The concept behind Oligarkh is a simple one and that simplicity is its strength. Samples of Russian and other ex-Soviet folk music, Orthodox chants, old TV shows and readings from classic literature and fairytales are all chopped up, flipped, turned inside-out and otherwise mangled before being added to deep bass, heavy beats and epic synthscapes and rounded off by a live kit drummer. Together, it becomes the dirtiest, most unholy combination of trap, dubstep, happy hardcore, techno, gabber and hip-hop, all with that rich seam of the land’s old musical traditions running through it. All it needs from you is to blast it as loud as you can and have your own Russian rave.
Every track here is 100% built for making you dance as heavy and as hard as possible in whatever movements take the fancy of your limbs, so it’s hard to pick out any particular highlights in that way. The most surprising for Anglophone listeners, though, would be ‘Devochki’, built around a sample of the Ukrainian song ‘Shchedryk’ – you’re more likely to know it as the ‘Carol of the Bells’. It may feel strange to listen to it as an all-year dancefloor filler, but I can guarantee that as soon as that bass drops any of those reservations will go right out of the window. And, looking it up, it turns out that ‘Shchedryk’ was originally written to be performed as a New Year’s Eve song, so there you go, it’s fate: if you need something to power up your New Year’s Eve party tonight, Oligarkh’s ‘Devochki’ is your secret weapon.

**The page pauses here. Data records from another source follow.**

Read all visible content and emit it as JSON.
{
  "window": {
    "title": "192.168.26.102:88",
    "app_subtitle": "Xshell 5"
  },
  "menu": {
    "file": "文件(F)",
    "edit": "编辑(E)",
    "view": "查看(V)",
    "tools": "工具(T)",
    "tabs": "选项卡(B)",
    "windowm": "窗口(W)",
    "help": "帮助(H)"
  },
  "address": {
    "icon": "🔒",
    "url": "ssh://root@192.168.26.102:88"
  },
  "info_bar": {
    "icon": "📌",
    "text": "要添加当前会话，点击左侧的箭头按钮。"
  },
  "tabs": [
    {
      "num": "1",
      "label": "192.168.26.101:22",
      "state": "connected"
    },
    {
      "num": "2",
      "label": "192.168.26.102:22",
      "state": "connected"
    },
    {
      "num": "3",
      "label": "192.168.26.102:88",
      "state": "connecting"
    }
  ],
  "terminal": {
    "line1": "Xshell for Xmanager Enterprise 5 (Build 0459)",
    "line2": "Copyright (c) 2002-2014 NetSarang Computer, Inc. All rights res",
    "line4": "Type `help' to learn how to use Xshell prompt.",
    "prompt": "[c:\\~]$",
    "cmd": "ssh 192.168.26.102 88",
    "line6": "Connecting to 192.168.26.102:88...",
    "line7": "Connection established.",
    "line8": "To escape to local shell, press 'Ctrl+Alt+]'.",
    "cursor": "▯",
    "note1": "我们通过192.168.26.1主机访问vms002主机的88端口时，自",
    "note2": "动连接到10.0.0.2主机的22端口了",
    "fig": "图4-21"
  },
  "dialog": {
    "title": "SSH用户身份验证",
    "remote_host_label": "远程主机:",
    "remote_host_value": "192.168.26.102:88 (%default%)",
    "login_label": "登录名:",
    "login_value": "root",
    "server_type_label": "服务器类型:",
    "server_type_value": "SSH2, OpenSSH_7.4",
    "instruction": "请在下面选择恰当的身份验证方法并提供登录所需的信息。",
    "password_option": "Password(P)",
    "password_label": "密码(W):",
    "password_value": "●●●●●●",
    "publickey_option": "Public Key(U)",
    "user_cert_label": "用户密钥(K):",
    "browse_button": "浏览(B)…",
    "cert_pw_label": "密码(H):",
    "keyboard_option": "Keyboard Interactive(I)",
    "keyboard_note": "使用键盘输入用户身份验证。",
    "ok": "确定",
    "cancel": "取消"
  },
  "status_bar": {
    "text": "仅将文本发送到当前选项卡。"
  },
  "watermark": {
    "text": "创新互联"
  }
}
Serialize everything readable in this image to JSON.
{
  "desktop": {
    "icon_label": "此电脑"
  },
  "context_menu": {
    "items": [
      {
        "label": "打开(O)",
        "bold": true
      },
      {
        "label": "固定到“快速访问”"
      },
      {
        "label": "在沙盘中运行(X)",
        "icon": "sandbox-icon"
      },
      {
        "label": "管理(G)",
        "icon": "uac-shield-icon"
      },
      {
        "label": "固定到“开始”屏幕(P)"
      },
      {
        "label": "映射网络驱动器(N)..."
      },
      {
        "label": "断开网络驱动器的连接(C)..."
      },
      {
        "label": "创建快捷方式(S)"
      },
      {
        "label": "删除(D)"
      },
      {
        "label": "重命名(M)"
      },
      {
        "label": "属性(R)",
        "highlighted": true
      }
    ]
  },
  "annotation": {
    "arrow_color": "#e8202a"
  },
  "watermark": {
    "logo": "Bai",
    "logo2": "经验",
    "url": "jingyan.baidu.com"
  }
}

Oligarkh’s music isn’t necessarily too clever, but it definitely is big, as well as being boisterous and loud. It’s just a massive heap of messy fun and it comes with a side order of Russian folk, so what’s not to love? Music doesn’t need some deep or intellectual message or meaning. When you have that primal need for music to facilitate an arm-in-the-air bounce around whatever space you happen to inhabit at any given moment, that’s the meaning of Oligarkh.